Metro Bus Service: Punjab pays Rs5m per day as subsidy

Govt has to pay expenditures of all supporting staff at stations, electricity expenditures and other costs

ISLAMABAD:


As Punjab authorities inject more taxpayers’ money to keep buses running under its metro project, commuters travelling along four-dozen other routes in Lahore are suffering due to the dilapidated condition of transport, The Express Tribune has learnt.


Launched at a cost of Rs30 billion for a 27-kilometre-long route in Lahore city, Metro Bus Service is causing a daily loss of approximately Rs5 million to the government while the Turkish company operating the buses almost recovered its cost within a year, a concerned official said.



According to figures shared by a Metro Bus Authority (MBA) official, Lahore’s Metro Bus is like a white elephant, which has caused Rs1.64 billion loss to the government since its inauguration in February 2013 in terms of subsidy, which the government has paid to a private Turkish company. “A passenger pays Rs20 for one-way travel while the government has to pay a subsidy of Rs40,” he said.

He said under the MBA, government and passengers are losers while the private company earns profit due to its agreement with Punjab government. According to official information shared by the official, a Turkish company Albarak is responsible to run the Metro Bus.

Under the agreement, a subsidiary company of Albarak looks after the affairs related to the provision of buses for the service, their maintenance and operation. According to the agreement, the government has fixed Rs362 per km for Turkish company buses.

Whether buses are plied on the track or not, the private company is not responsible and it gets its fixed price mentioned in the agreement. The company provided 52 buses each costing Rs20 million. The company has paid the prices of buses and is responsible for their operational expenditures including their fuel.


Apart from it, the government has to pay expenditures of all supporting staff at stations, electricity expenditures and other costs. The official in the MBA said the Turkish company has recovered its investment like fast-track return business within a year and currently is running in profit.

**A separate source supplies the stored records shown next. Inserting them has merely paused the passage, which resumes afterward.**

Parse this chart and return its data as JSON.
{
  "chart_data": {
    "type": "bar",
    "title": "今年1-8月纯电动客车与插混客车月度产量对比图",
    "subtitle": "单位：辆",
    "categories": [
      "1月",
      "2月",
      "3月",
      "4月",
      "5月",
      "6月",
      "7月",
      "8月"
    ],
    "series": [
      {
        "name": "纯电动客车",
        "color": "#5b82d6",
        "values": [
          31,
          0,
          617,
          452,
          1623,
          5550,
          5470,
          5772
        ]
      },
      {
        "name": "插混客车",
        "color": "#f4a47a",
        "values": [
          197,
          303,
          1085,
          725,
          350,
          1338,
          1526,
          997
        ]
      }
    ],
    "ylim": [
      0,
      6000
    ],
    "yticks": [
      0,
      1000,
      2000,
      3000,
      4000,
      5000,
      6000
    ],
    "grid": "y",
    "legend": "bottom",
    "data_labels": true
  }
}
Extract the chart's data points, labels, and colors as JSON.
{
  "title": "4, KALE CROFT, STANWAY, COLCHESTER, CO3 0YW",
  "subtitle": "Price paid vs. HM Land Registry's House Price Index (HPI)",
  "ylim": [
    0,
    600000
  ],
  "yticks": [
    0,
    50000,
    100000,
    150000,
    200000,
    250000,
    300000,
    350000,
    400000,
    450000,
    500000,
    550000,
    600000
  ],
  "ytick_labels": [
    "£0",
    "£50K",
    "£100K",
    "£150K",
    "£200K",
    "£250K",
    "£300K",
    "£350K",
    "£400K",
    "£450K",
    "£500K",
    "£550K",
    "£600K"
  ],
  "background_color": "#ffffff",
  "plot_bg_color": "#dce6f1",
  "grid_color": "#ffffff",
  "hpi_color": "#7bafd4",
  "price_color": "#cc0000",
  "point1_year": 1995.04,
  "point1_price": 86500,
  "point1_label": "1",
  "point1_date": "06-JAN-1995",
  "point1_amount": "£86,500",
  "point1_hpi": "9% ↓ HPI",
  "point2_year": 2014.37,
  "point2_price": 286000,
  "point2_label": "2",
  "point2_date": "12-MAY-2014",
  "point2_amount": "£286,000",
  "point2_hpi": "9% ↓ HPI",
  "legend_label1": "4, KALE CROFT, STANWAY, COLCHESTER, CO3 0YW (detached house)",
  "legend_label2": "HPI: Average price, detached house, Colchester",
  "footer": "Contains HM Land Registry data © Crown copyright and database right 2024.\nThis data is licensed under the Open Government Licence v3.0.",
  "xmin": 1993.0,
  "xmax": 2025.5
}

The official said the government is giving such a huge subsidy on a single route while ignoring around 50 other routes in Lahore, which have almost no public transport facility.

DRTA and LTC

The District Regional Transport Authority (DRTA) was responsible for the operation of transportation in the city in 2008, when Shahbaz Sharif returned to the country and became Punjab’s chief minister.

Under the DRTA, there were 863 buses which were responsible to provide transport facility to millions of commuters in the city. The budget of the DRTA was around Rs2.5 million, while it earned profit of Rs80 million.

“Instead of meeting the requirement of the buses in city, LHC has completely failed,” said an official in the transport department.

The official in Transport Department said Lahore needs around 1,300 more buses but the LTC has decreased numbers of buses from 863 to 250.

A Punjab government official said the contractors under the LTC had started to demand that their deal be like that of the Turkish company.

Opposition Leader in Punjab Assembly Mian Mehmoodul Rashid said Shahbaz Sharif instead of improving the LTC introduced another white elephant which runs under huge losses. “The CM does not have vision of transportation and relies on retired bureaucrats, who are more loyal to the king than public,” he said.

Published in The Express Tribune, October 25th, 2014.